The Welland and its tributaries now also fail to meet a new legal standard, called, ‘Good Ecological Status’.
This is because when the river was turned into a large drain from Market Harborough to the sea in the 1960s by engineering schemes, they almost totally removed the wildlife and hence ecological value of the river.
“Over the past 75 years in addition, all houses no matter how remote, have benefitted from running water and flush toilets. The unplanned consequence of that is that phosphorus – a valuable fertiliser and essential compound for human health when it is in the right place – widely pollutes our watercourses from treated sewage or septic tank effluents.

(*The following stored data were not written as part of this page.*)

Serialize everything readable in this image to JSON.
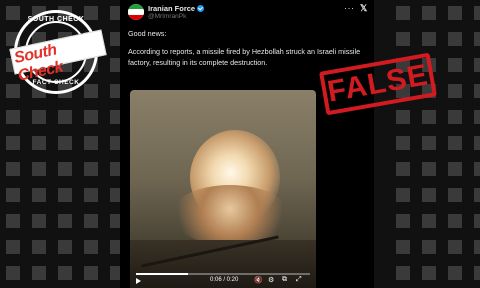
{
  "stamps": {
    "south_check_top": "SOUTH CHECK",
    "south_check_logo": "South Check",
    "south_check_bottom": "FACT-CHECK",
    "verdict": "FALSE"
  },
  "post": {
    "author_name": "Iranian Force",
    "author_handle": "@MrImranPk",
    "verified_icon": "verified-badge-icon",
    "more_icon": "more-dots-icon",
    "platform_icon": "x-logo-icon",
    "more_label": "···",
    "x_label": "𝕏",
    "line1": "Good news:",
    "line2": "According to reports, a missile fired by Hezbollah struck an Israeli missile factory, resulting in its complete destruction.",
    "video": {
      "time": "0:06 / 0:20",
      "progress": 0.3,
      "controls": {
        "play_icon": "play-icon",
        "mute_label": "🔇",
        "gear_label": "⚙",
        "fullscreen_label": "⤢",
        "pip_label": "⧉"
      }
    }
  },
  "colors": {
    "verdict_red": "#d21b20",
    "south_check_red": "#e4322b",
    "verified_blue": "#1d9bf0",
    "post_bg": "#000000"
  }
}
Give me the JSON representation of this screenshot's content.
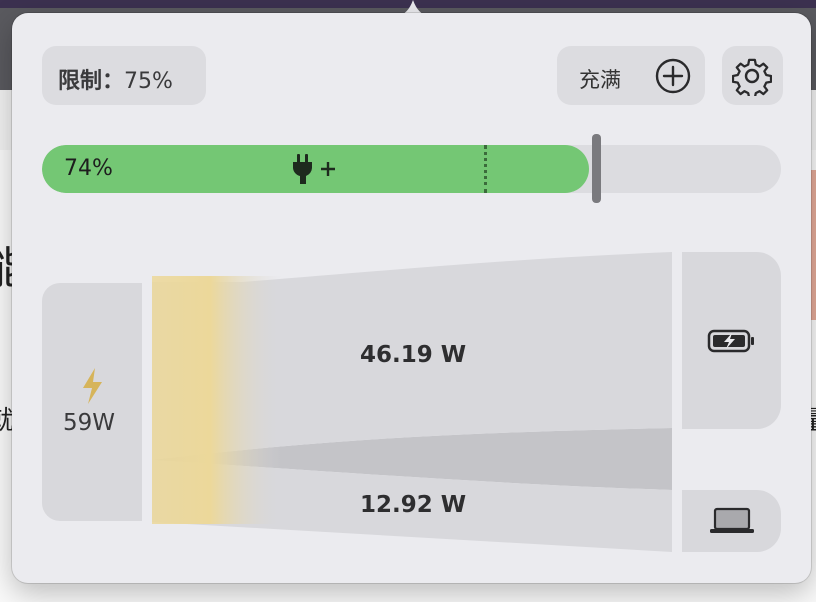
{
  "limit": {
    "label": "限制",
    "separator": "：",
    "value": "75%"
  },
  "charge_button": {
    "label": "充满",
    "icon": "plus-circle-icon"
  },
  "settings_button": {
    "icon": "gear-icon"
  },
  "battery_bar": {
    "percent_text": "74%",
    "percent": 74,
    "limit_percent": 75,
    "charging_icon": "plug-plus-icon",
    "fill_color": "#74c774"
  },
  "power_flow": {
    "source": {
      "icon": "bolt-icon",
      "watts": "59W"
    },
    "to_battery": {
      "watts": "46.19 W",
      "icon": "battery-charging-icon"
    },
    "to_system": {
      "watts": "12.92 W",
      "icon": "laptop-icon"
    }
  },
  "background": {
    "glyph_1": "能",
    "glyph_2": "就",
    "glyph_3": "量"
  }
}
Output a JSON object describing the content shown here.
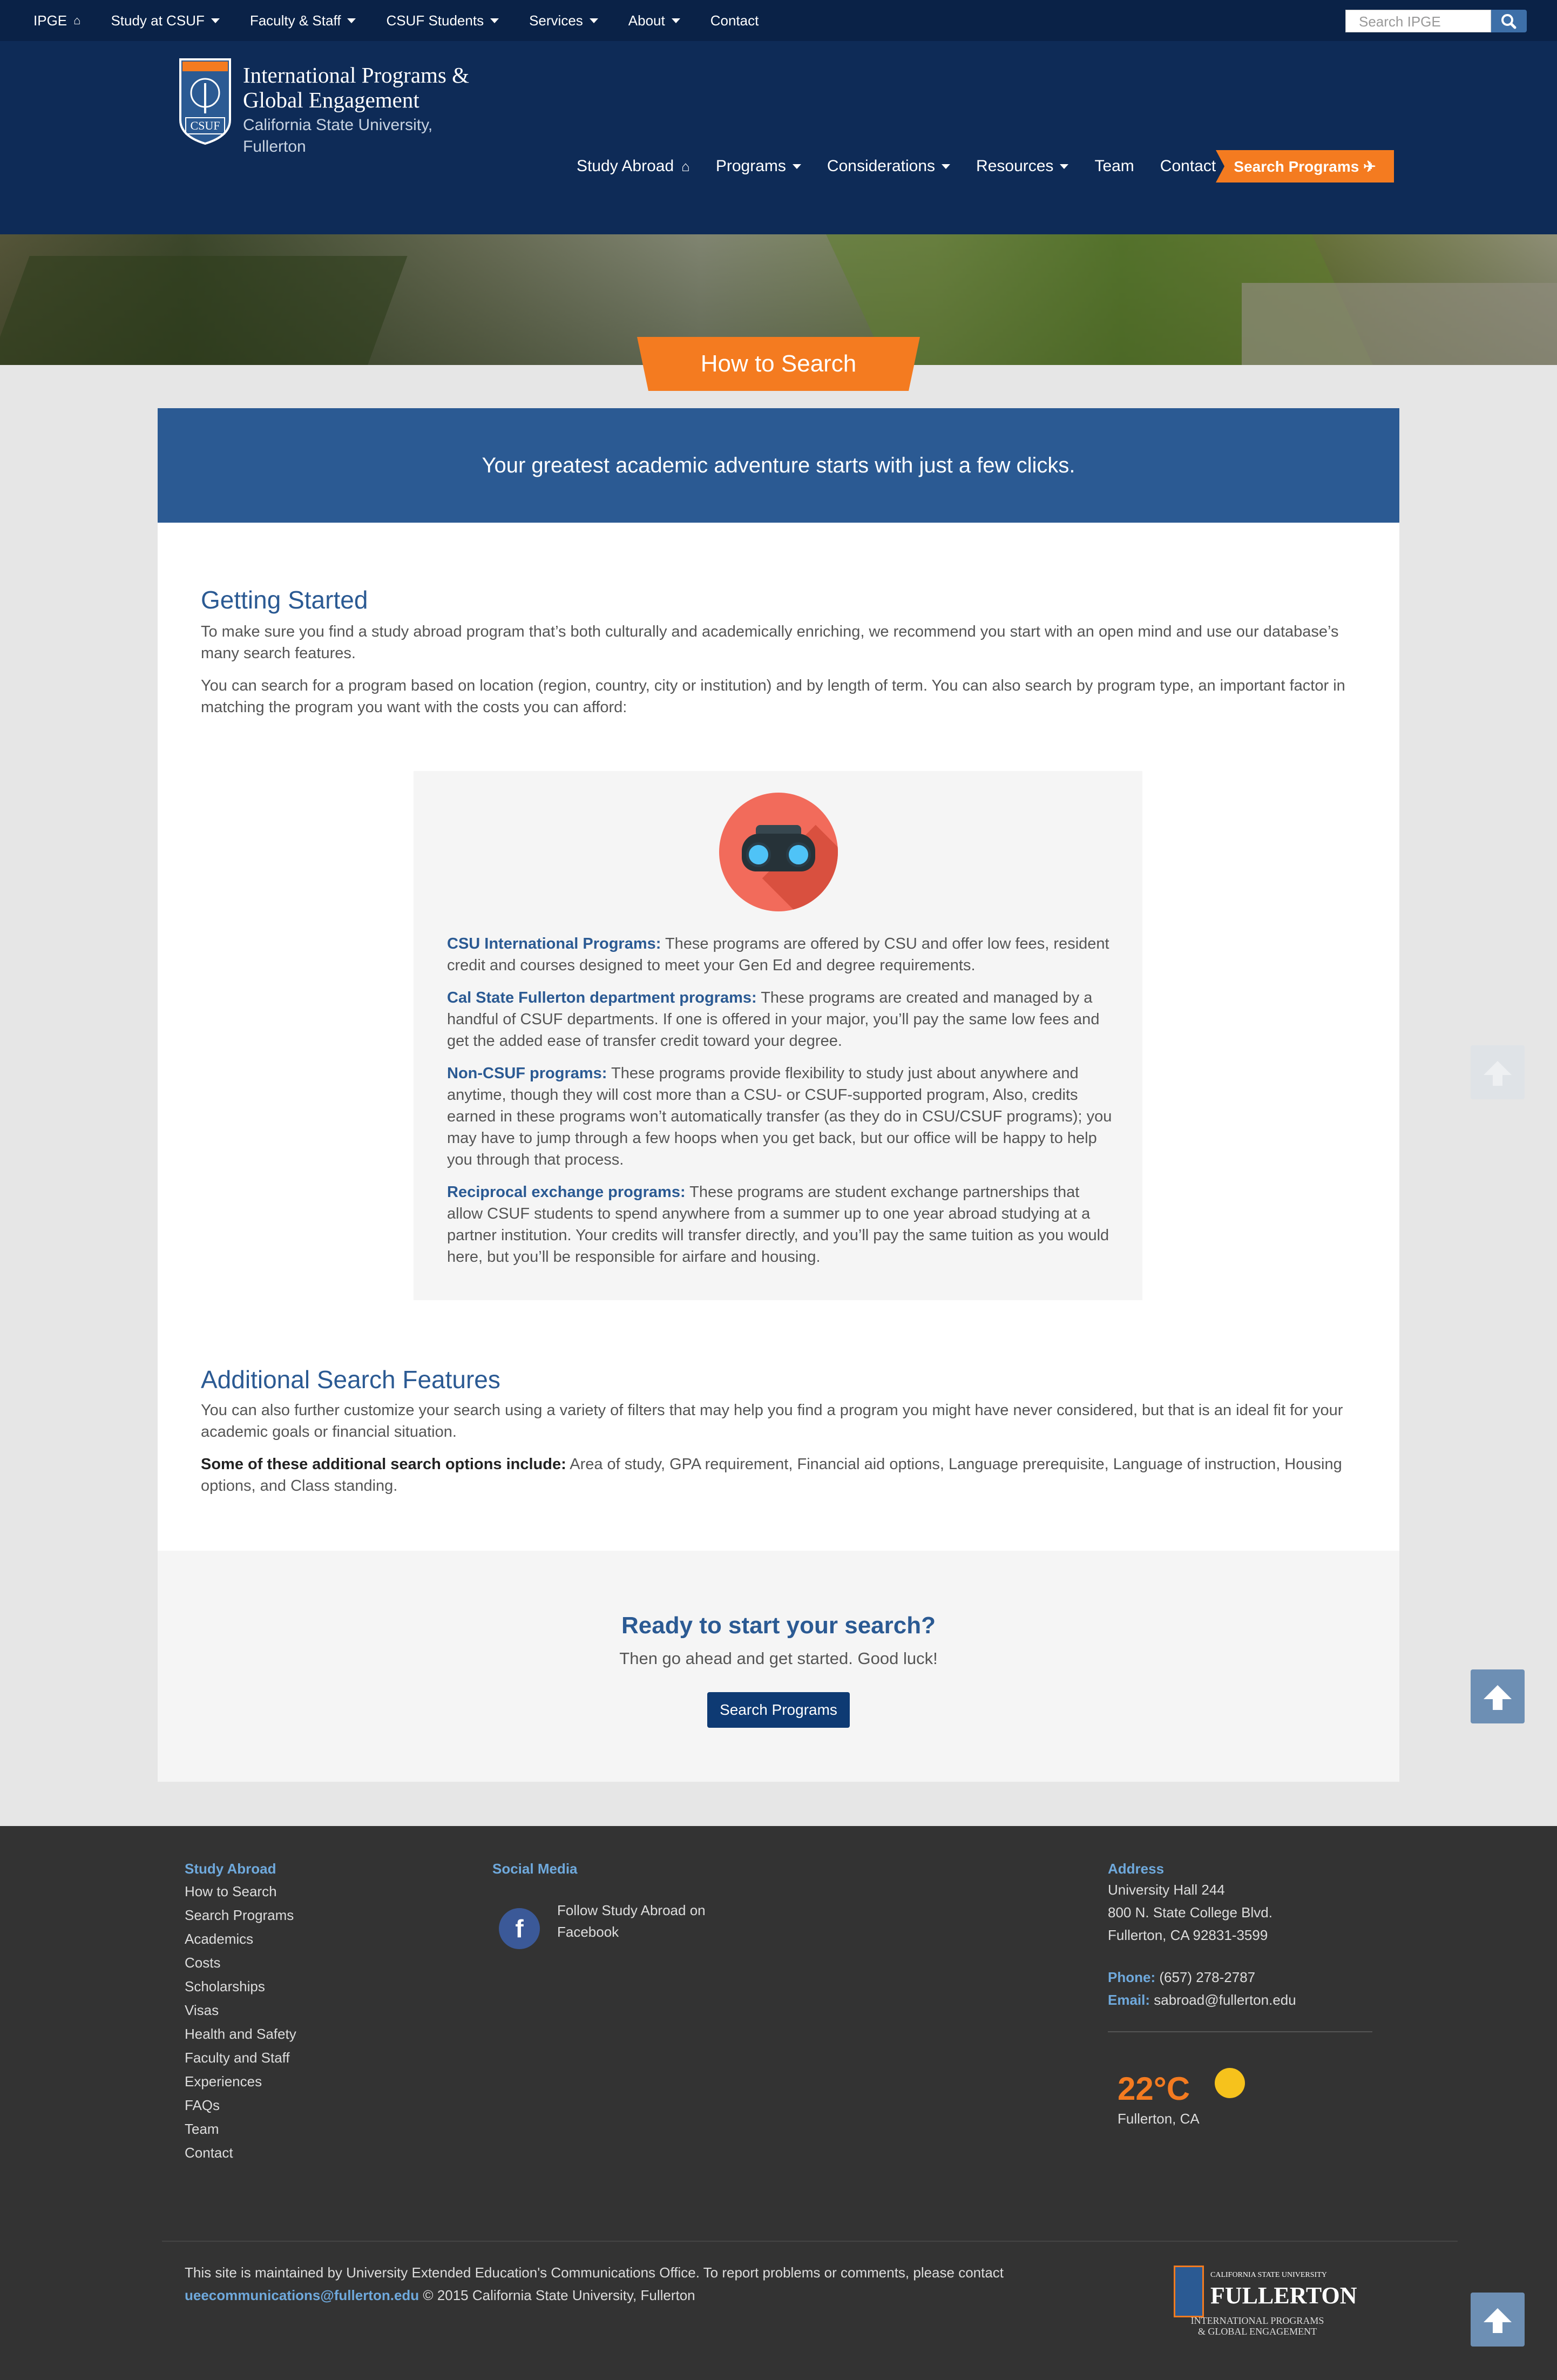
{
  "topbar": {
    "items": [
      {
        "label": "IPGE",
        "icon": "home-icon"
      },
      {
        "label": "Study at CSUF",
        "dropdown": true
      },
      {
        "label": "Faculty & Staff",
        "dropdown": true
      },
      {
        "label": "CSUF Students",
        "dropdown": true
      },
      {
        "label": "Services",
        "dropdown": true
      },
      {
        "label": "About",
        "dropdown": true
      },
      {
        "label": "Contact"
      }
    ],
    "search_placeholder": "Search IPGE"
  },
  "header": {
    "title": "International Programs & Global Engagement",
    "subtitle": "California State University, Fullerton",
    "seal_text": "CSUF",
    "nav": [
      {
        "label": "Study Abroad",
        "icon": "home-icon"
      },
      {
        "label": "Programs",
        "dropdown": true
      },
      {
        "label": "Considerations",
        "dropdown": true
      },
      {
        "label": "Resources",
        "dropdown": true
      },
      {
        "label": "Team"
      },
      {
        "label": "Contact"
      }
    ],
    "search_button": "Search Programs ✈"
  },
  "page": {
    "tab_title": "How to Search",
    "intro": "Your greatest academic adventure starts with just a few clicks.",
    "getting_started": {
      "heading": "Getting Started",
      "p1": "To make sure you find a study abroad program that’s both culturally and academically enriching, we recommend you start with an open mind and use our database’s many search features.",
      "p2": "You can search for a program based on location (region, country, city or institution) and by length of term. You can also search by program type, an important factor in matching the program you want with the costs you can afford:"
    },
    "program_types": [
      {
        "key": "CSU International Programs:",
        "text": " These programs are offered by CSU and offer low fees, resident credit and courses designed to meet your Gen Ed and degree requirements."
      },
      {
        "key": "Cal State Fullerton department programs:",
        "text": " These programs are created and managed by a handful of CSUF departments. If one is offered in your major, you’ll pay the same low fees and get the added ease of transfer credit toward your degree."
      },
      {
        "key": "Non-CSUF programs:",
        "text": " These programs provide flexibility to study just about anywhere and anytime, though they will cost more than a CSU- or CSUF-supported program, Also, credits earned in these programs won’t automatically transfer (as they do in CSU/CSUF programs); you may have to jump through a few hoops when you get back, but our office will be happy to help you through that process."
      },
      {
        "key": "Reciprocal exchange programs:",
        "text": " These programs are student exchange partnerships that allow CSUF students to spend anywhere from a summer up to one year abroad studying at a partner institution. Your credits will transfer directly, and you’ll pay the same tuition as you would here, but you’ll be responsible for airfare and housing."
      }
    ],
    "additional": {
      "heading": "Additional Search Features",
      "p1": "You can also further customize your search using a variety of filters that may help you find a program you might have never considered, but that is an ideal fit for your academic goals or financial situation.",
      "p2_label": "Some of these additional search options include:",
      "p2_text": " Area of study, GPA requirement, Financial aid options, Language prerequisite, Language of instruction, Housing options, and Class standing."
    },
    "cta": {
      "title": "Ready to start your search?",
      "subtitle": "Then go ahead and get started. Good luck!",
      "button": "Search Programs"
    }
  },
  "footer": {
    "study_abroad": {
      "heading": "Study Abroad",
      "links": [
        "How to Search",
        "Search Programs",
        "Academics",
        "Costs",
        "Scholarships",
        "Visas",
        "Health and Safety",
        "Faculty and Staff",
        "Experiences",
        "FAQs",
        "Team",
        "Contact"
      ]
    },
    "social": {
      "heading": "Social Media",
      "facebook_text": "Follow Study Abroad on Facebook"
    },
    "address": {
      "heading": "Address",
      "lines": [
        "University Hall 244",
        "800 N. State College Blvd.",
        "Fullerton, CA 92831-3599"
      ],
      "phone_label": "Phone:",
      "phone": " (657) 278-2787",
      "email_label": "Email:",
      "email": " sabroad@fullerton.edu"
    },
    "weather": {
      "temp": "22°C",
      "location": "Fullerton, CA"
    },
    "note_text": "This site is maintained by University Extended Education's Communications Office. To report problems or comments, please contact ",
    "note_email": "ueecommunications@fullerton.edu",
    "note_copy": " © 2015 California State University, Fullerton",
    "logo": {
      "csu": "CALIFORNIA STATE UNIVERSITY",
      "name": "FULLERTON",
      "ipge_line1": "INTERNATIONAL PROGRAMS",
      "ipge_line2": "& GLOBAL ENGAGEMENT"
    }
  },
  "colors": {
    "navy": "#0e2b57",
    "blue": "#2b5a93",
    "orange": "#f47b20",
    "footer": "#333333"
  }
}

With the river turned into a drain instead of a natural river, its wildlife – particularly the smallest microscopic forms at the base of the food chain – can no longer purify the water so effectively because it flows too fast and they don’t have time.”
The “Welland for People and Wildlife” partnership project will restore the River Welland throughout the town. In it upper part, it runs for through Welland Park with a riverside walk upgraded as a Millennium Path.